Comment 5 Jacob Lifshay 2020-03-11 19:25:51 GMT
(In reply to Luke Kenneth Casson Leighton from comment #4)
> (In reply to Jacob Lifshay from comment #3)
> > do note that compressed texture decoding needs to be able to load 128-bit
> > wide values (a single compressed texture block), 
> 
> okaaay.
> 
> > so our scheduling circuitry
> > should be designed to support that. They should always be aligned, so we
> > won't need to worry about that in the realignment network.
> 
> whew.
> 
> so that's 128-bit-wide for _textures_... that's on the *load* side.  are
> there any simultaneous (overlapping) "store" requirements? are the
> code-loops tight enough to require simultaneous 128-bit LD *and* 128-bit ST?

yes and no -- there is code that will benefit from simultaneous loads and stores (memcpy and probably most other code that has both loads and stores in a loop), however it isn't strictly necessary.

It will be highly beneficial to support multiple simultaneous 8, 16, 32, or 64-bit loads to a single cache line all being able to complete simultaneously independently of alignment in that cache line. Also misaligned loads that cross cache lines (and possibly page boundaries), though those don't need to complete in a single cache access.

All the above also applies to stores, though they can be a little slower since they are less common.

I realize that that will require a really big realignment network, however the performance advantages I think are worth it.

For a scheduling algorithm for loads that are ready to run (6600-style scheduler sent to load/store unit for execution, no conflicting stores in-front, no memory fences in-front), we can have a queue of memory ops and each cycle we pick the load at the head of the queue and then search from the head to tail for additional loads that target the same cache line stopping at the first memory fence, conflicting store, etc. Once those loads are selected, they are removed from the queue (probably by marking them as removed) and sent thru the execution pipeline.

We can use a similar algorithm for stores.

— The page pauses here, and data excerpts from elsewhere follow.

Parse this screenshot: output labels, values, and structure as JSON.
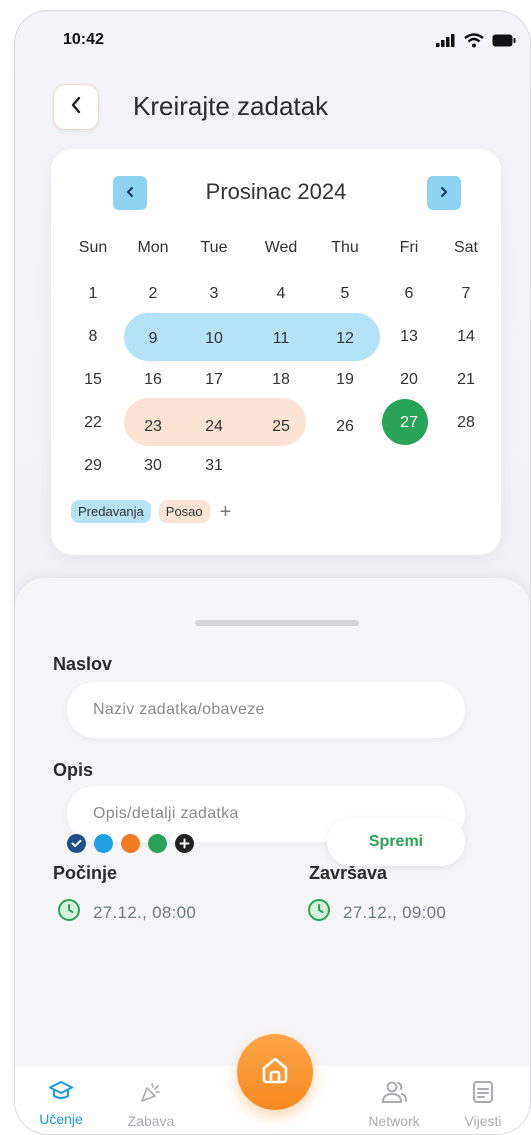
{
  "status_bar": {
    "time": "10:42"
  },
  "header": {
    "title": "Kreirajte zadatak"
  },
  "calendar": {
    "month_title": "Prosinac 2024",
    "weekdays": [
      "Sun",
      "Mon",
      "Tue",
      "Wed",
      "Thu",
      "Fri",
      "Sat"
    ],
    "days": [
      "1",
      "2",
      "3",
      "4",
      "5",
      "6",
      "7",
      "8",
      "9",
      "10",
      "11",
      "12",
      "13",
      "14",
      "15",
      "16",
      "17",
      "18",
      "19",
      "20",
      "21",
      "22",
      "23",
      "24",
      "25",
      "26",
      "27",
      "28",
      "29",
      "30",
      "31"
    ],
    "selected_day": "27",
    "highlights": [
      {
        "label": "Predavanja",
        "days": [
          "9",
          "10",
          "11",
          "12"
        ],
        "color": "#b6e2f7"
      },
      {
        "label": "Posao",
        "days": [
          "23",
          "24",
          "25"
        ],
        "color": "#fbe4d6"
      }
    ],
    "tags": [
      "Predavanja",
      "Posao"
    ],
    "add_tag": "+"
  },
  "form": {
    "title_label": "Naslov",
    "title_placeholder": "Naziv zadatka/obaveze",
    "desc_label": "Opis",
    "desc_placeholder": "Opis/detalji zadatka",
    "start_label": "Počinje",
    "start_value": "27.12., 08:00",
    "end_label": "Završava",
    "end_value": "27.12., 09:00",
    "colors": [
      "#1d4f8a",
      "#1fa0e6",
      "#f57b23",
      "#2aa35a"
    ],
    "save_label": "Spremi"
  },
  "nav": {
    "items": [
      {
        "label": "Učenje",
        "icon": "graduation-cap-icon",
        "active": true
      },
      {
        "label": "Zabava",
        "icon": "party-popper-icon",
        "active": false
      },
      {
        "label": "",
        "icon": "home-icon",
        "active": false
      },
      {
        "label": "Network",
        "icon": "users-icon",
        "active": false
      },
      {
        "label": "Vijesti",
        "icon": "news-icon",
        "active": false
      }
    ]
  },
  "theme": {
    "accent_blue": "#1b9ae0",
    "accent_green": "#2aa35a",
    "accent_orange": "#f68a21"
  }
}
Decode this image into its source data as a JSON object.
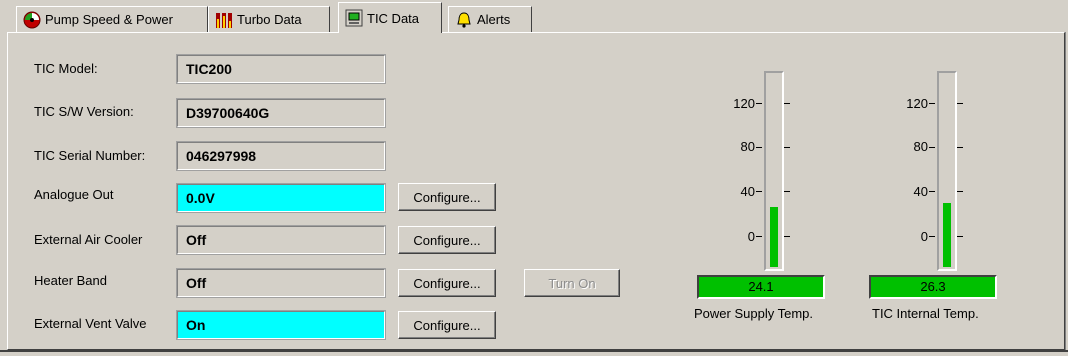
{
  "tabs": [
    {
      "label": "Pump Speed & Power",
      "icon": "speed-gauge-icon"
    },
    {
      "label": "Turbo Data",
      "icon": "bar-graph-icon"
    },
    {
      "label": "TIC Data",
      "icon": "monitor-icon"
    },
    {
      "label": "Alerts",
      "icon": "bell-icon"
    }
  ],
  "fields": {
    "model": {
      "label": "TIC Model:",
      "value": "TIC200"
    },
    "sw_version": {
      "label": "TIC S/W Version:",
      "value": "D39700640G"
    },
    "serial": {
      "label": "TIC Serial Number:",
      "value": "046297998"
    },
    "analogue_out": {
      "label": "Analogue Out",
      "value": "0.0V"
    },
    "air_cooler": {
      "label": "External Air Cooler",
      "value": "Off"
    },
    "heater_band": {
      "label": "Heater Band",
      "value": "Off"
    },
    "vent_valve": {
      "label": "External Vent Valve",
      "value": "On"
    }
  },
  "buttons": {
    "configure": "Configure...",
    "turn_on": "Turn On"
  },
  "gauges": [
    {
      "caption": "Power Supply Temp.",
      "value": "24.1",
      "ticks": [
        "120",
        "80",
        "40",
        "0"
      ]
    },
    {
      "caption": "TIC Internal Temp.",
      "value": "26.3",
      "ticks": [
        "120",
        "80",
        "40",
        "0"
      ]
    }
  ],
  "colors": {
    "cyan_field": "#00ffff",
    "gauge_green": "#00c000"
  }
}
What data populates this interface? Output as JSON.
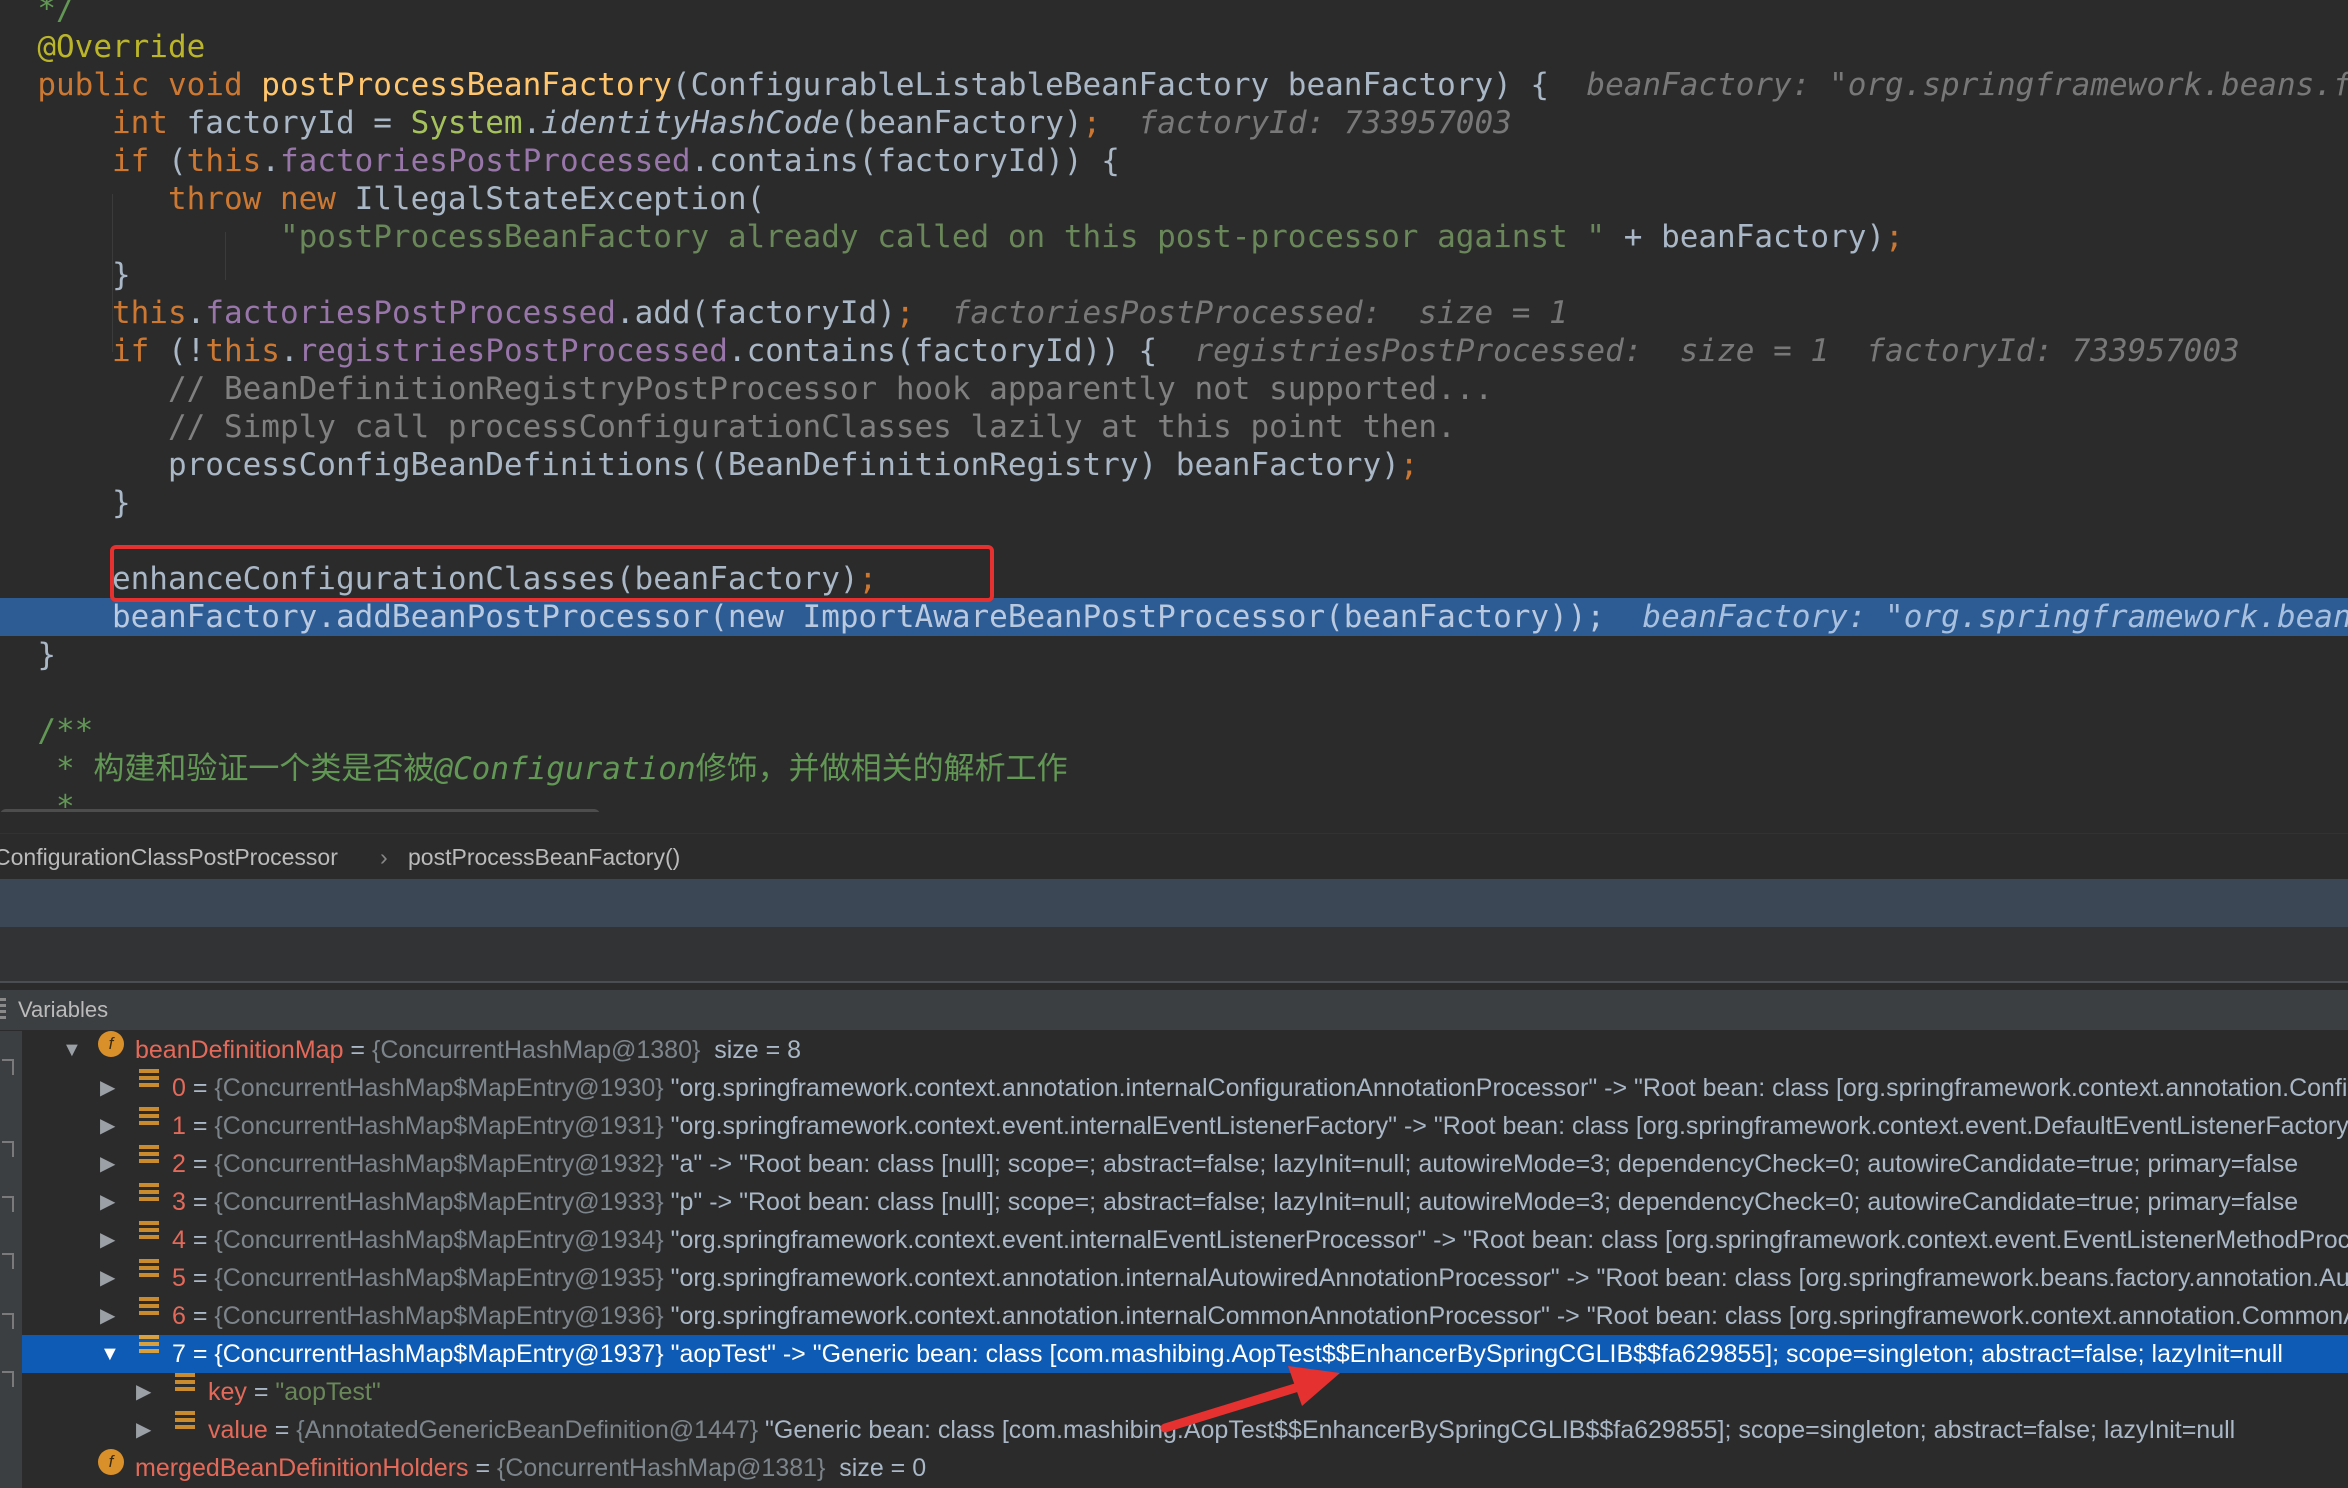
{
  "editor": {
    "lines": [
      [
        {
          "c": "doc",
          "t": "  */"
        }
      ],
      [
        {
          "c": "ann",
          "t": "  @Override"
        }
      ],
      [
        {
          "c": "kw",
          "t": "  public void "
        },
        {
          "c": "fn",
          "t": "postProcessBeanFactory"
        },
        {
          "c": "txt",
          "t": "(ConfigurableListableBeanFactory beanFactory) {  "
        },
        {
          "c": "hint",
          "t": "beanFactory: \"org.springframework.beans.factory.support.DefaultListableBeanFactory"
        }
      ],
      [
        {
          "c": "kw",
          "t": "      int "
        },
        {
          "c": "txt",
          "t": "factoryId = "
        },
        {
          "c": "sys",
          "t": "System"
        },
        {
          "c": "txt",
          "t": "."
        },
        {
          "c": "it",
          "t": "identityHashCode"
        },
        {
          "c": "txt",
          "t": "(beanFactory)"
        },
        {
          "c": "kw",
          "t": ";  "
        },
        {
          "c": "hint",
          "t": "factoryId: 733957003"
        }
      ],
      [
        {
          "c": "kw",
          "t": "      if "
        },
        {
          "c": "txt",
          "t": "("
        },
        {
          "c": "kw",
          "t": "this"
        },
        {
          "c": "txt",
          "t": "."
        },
        {
          "c": "field",
          "t": "factoriesPostProcessed"
        },
        {
          "c": "txt",
          "t": ".contains(factoryId)) {"
        }
      ],
      [
        {
          "c": "kw",
          "t": "         throw new "
        },
        {
          "c": "txt",
          "t": "IllegalStateException("
        }
      ],
      [
        {
          "c": "str",
          "t": "               \"postProcessBeanFactory already called on this post-processor against \""
        },
        {
          "c": "txt",
          "t": " + beanFactory)"
        },
        {
          "c": "kw",
          "t": ";"
        }
      ],
      [
        {
          "c": "txt",
          "t": "      }"
        }
      ],
      [
        {
          "c": "kw",
          "t": "      this"
        },
        {
          "c": "txt",
          "t": "."
        },
        {
          "c": "field",
          "t": "factoriesPostProcessed"
        },
        {
          "c": "txt",
          "t": ".add(factoryId)"
        },
        {
          "c": "kw",
          "t": ";  "
        },
        {
          "c": "hint",
          "t": "factoriesPostProcessed:  size = 1"
        }
      ],
      [
        {
          "c": "kw",
          "t": "      if "
        },
        {
          "c": "txt",
          "t": "(!"
        },
        {
          "c": "kw",
          "t": "this"
        },
        {
          "c": "txt",
          "t": "."
        },
        {
          "c": "field",
          "t": "registriesPostProcessed"
        },
        {
          "c": "txt",
          "t": ".contains(factoryId)) {  "
        },
        {
          "c": "hint",
          "t": "registriesPostProcessed:  size = 1  factoryId: 733957003"
        }
      ],
      [
        {
          "c": "cmt",
          "t": "         // BeanDefinitionRegistryPostProcessor hook apparently not supported..."
        }
      ],
      [
        {
          "c": "cmt",
          "t": "         // Simply call processConfigurationClasses lazily at this point then."
        }
      ],
      [
        {
          "c": "txt",
          "t": "         processConfigBeanDefinitions((BeanDefinitionRegistry) beanFactory)"
        },
        {
          "c": "kw",
          "t": ";"
        }
      ],
      [
        {
          "c": "txt",
          "t": "      }"
        }
      ],
      [
        {
          "c": "txt",
          "t": ""
        }
      ],
      [
        {
          "c": "txt",
          "t": "      enhanceConfigurationClasses(beanFactory)"
        },
        {
          "c": "kw",
          "t": ";"
        }
      ],
      [
        {
          "c": "txt",
          "t": "      beanFactory.addBeanPostProcessor("
        },
        {
          "c": "kw",
          "t": "new "
        },
        {
          "c": "txt",
          "t": "ImportAwareBeanPostProcessor(beanFactory))"
        },
        {
          "c": "kw",
          "t": ";  "
        },
        {
          "c": "hint",
          "t": "beanFactory: \"org.springframework.beans.factory.support.DefaultListableBeanFactory"
        }
      ],
      [
        {
          "c": "txt",
          "t": "  }"
        }
      ],
      [
        {
          "c": "txt",
          "t": ""
        }
      ],
      [
        {
          "c": "doc",
          "t": "  /**"
        }
      ],
      [
        {
          "c": "doc",
          "t": "   * 构建和验证一个类是否被"
        },
        {
          "c": "docb",
          "t": "@Configuration"
        },
        {
          "c": "doc",
          "t": "修饰，并做相关的解析工作"
        }
      ],
      [
        {
          "c": "doc",
          "t": "   *"
        }
      ]
    ],
    "current_line": 16
  },
  "breadcrumb": {
    "class_name": "ConfigurationClassPostProcessor",
    "separator": "›",
    "method_name": "postProcessBeanFactory()"
  },
  "variables_panel": {
    "title": "Variables",
    "rows": [
      {
        "toggle": "▼",
        "icon": "field",
        "name": "beanDefinitionMap",
        "eq": " = ",
        "obj": "{ConcurrentHashMap@1380}",
        "rest": "  size = 8"
      },
      {
        "toggle": "▶",
        "icon": "entry",
        "name": "0",
        "eq": " = ",
        "obj": "{ConcurrentHashMap$MapEntry@1930}",
        "rest": " \"org.springframework.context.annotation.internalConfigurationAnnotationProcessor\" -> \"Root bean: class [org.springframework.context.annotation.ConfigurationClassPostProcessor]"
      },
      {
        "toggle": "▶",
        "icon": "entry",
        "name": "1",
        "eq": " = ",
        "obj": "{ConcurrentHashMap$MapEntry@1931}",
        "rest": " \"org.springframework.context.event.internalEventListenerFactory\" -> \"Root bean: class [org.springframework.context.event.DefaultEventListenerFactory]"
      },
      {
        "toggle": "▶",
        "icon": "entry",
        "name": "2",
        "eq": " = ",
        "obj": "{ConcurrentHashMap$MapEntry@1932}",
        "rest": " \"a\" -> \"Root bean: class [null]; scope=; abstract=false; lazyInit=null; autowireMode=3; dependencyCheck=0; autowireCandidate=true; primary=false"
      },
      {
        "toggle": "▶",
        "icon": "entry",
        "name": "3",
        "eq": " = ",
        "obj": "{ConcurrentHashMap$MapEntry@1933}",
        "rest": " \"p\" -> \"Root bean: class [null]; scope=; abstract=false; lazyInit=null; autowireMode=3; dependencyCheck=0; autowireCandidate=true; primary=false"
      },
      {
        "toggle": "▶",
        "icon": "entry",
        "name": "4",
        "eq": " = ",
        "obj": "{ConcurrentHashMap$MapEntry@1934}",
        "rest": " \"org.springframework.context.event.internalEventListenerProcessor\" -> \"Root bean: class [org.springframework.context.event.EventListenerMethodProcessor]"
      },
      {
        "toggle": "▶",
        "icon": "entry",
        "name": "5",
        "eq": " = ",
        "obj": "{ConcurrentHashMap$MapEntry@1935}",
        "rest": " \"org.springframework.context.annotation.internalAutowiredAnnotationProcessor\" -> \"Root bean: class [org.springframework.beans.factory.annotation.AutowiredAnnotationBeanPostProcessor]"
      },
      {
        "toggle": "▶",
        "icon": "entry",
        "name": "6",
        "eq": " = ",
        "obj": "{ConcurrentHashMap$MapEntry@1936}",
        "rest": " \"org.springframework.context.annotation.internalCommonAnnotationProcessor\" -> \"Root bean: class [org.springframework.context.annotation.CommonAnnotationBeanPostProcessor]"
      },
      {
        "toggle": "▼",
        "icon": "entry",
        "name": "7",
        "eq": " = ",
        "obj": "{ConcurrentHashMap$MapEntry@1937}",
        "rest": " \"aopTest\" -> \"Generic bean: class [com.mashibing.AopTest$$EnhancerBySpringCGLIB$$fa629855]; scope=singleton; abstract=false; lazyInit=null",
        "selected": true
      },
      {
        "toggle": "▶",
        "icon": "entry",
        "name": "key",
        "eq": " = ",
        "obj": "",
        "rest": "\"aopTest\"",
        "indent": 1,
        "string": true
      },
      {
        "toggle": "▶",
        "icon": "entry",
        "name": "value",
        "eq": " = ",
        "obj": "{AnnotatedGenericBeanDefinition@1447}",
        "rest": " \"Generic bean: class [com.mashibing.AopTest$$EnhancerBySpringCGLIB$$fa629855]; scope=singleton; abstract=false; lazyInit=null",
        "indent": 1
      },
      {
        "toggle": "",
        "icon": "field",
        "name": "mergedBeanDefinitionHolders",
        "eq": " = ",
        "obj": "{ConcurrentHashMap@1381}",
        "rest": "  size = 0"
      }
    ]
  },
  "colors": {
    "editor_bg": "#2b2b2b",
    "current_line": "#2d5b93",
    "selection": "#0d5bb5",
    "keyword": "#cc7832",
    "field": "#9876aa",
    "string": "#6a8759",
    "highlight_box": "#e5312f",
    "arrow": "#e5312f"
  }
}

To find the required loads, we can use a network based on recursively summarizing chunks of the queue entries' per-cycle ready state, then reversing direction from the summary back to the queue entries to tell the entries which, if any, execution port they will be running on this cycle. There is then a mux for each execution port in the load pipeline to move the required info from the queue to the pipeline. The network design is based on the carry lookahead network for a carry lookahead adder, which allows taking O(N*log(N)) space and O(log(N)) gate latency.

Loads/Stores that cross a cache boundary can be split into 2 load/store ops when sent to the queue and loads reunited when they both complete. They should be relatively rare, so we can probably support reuniting only 1 op per cycle.

RMW Atomic ops and fences can be put in both load and store queues where they are executed once they reach the head of both queues.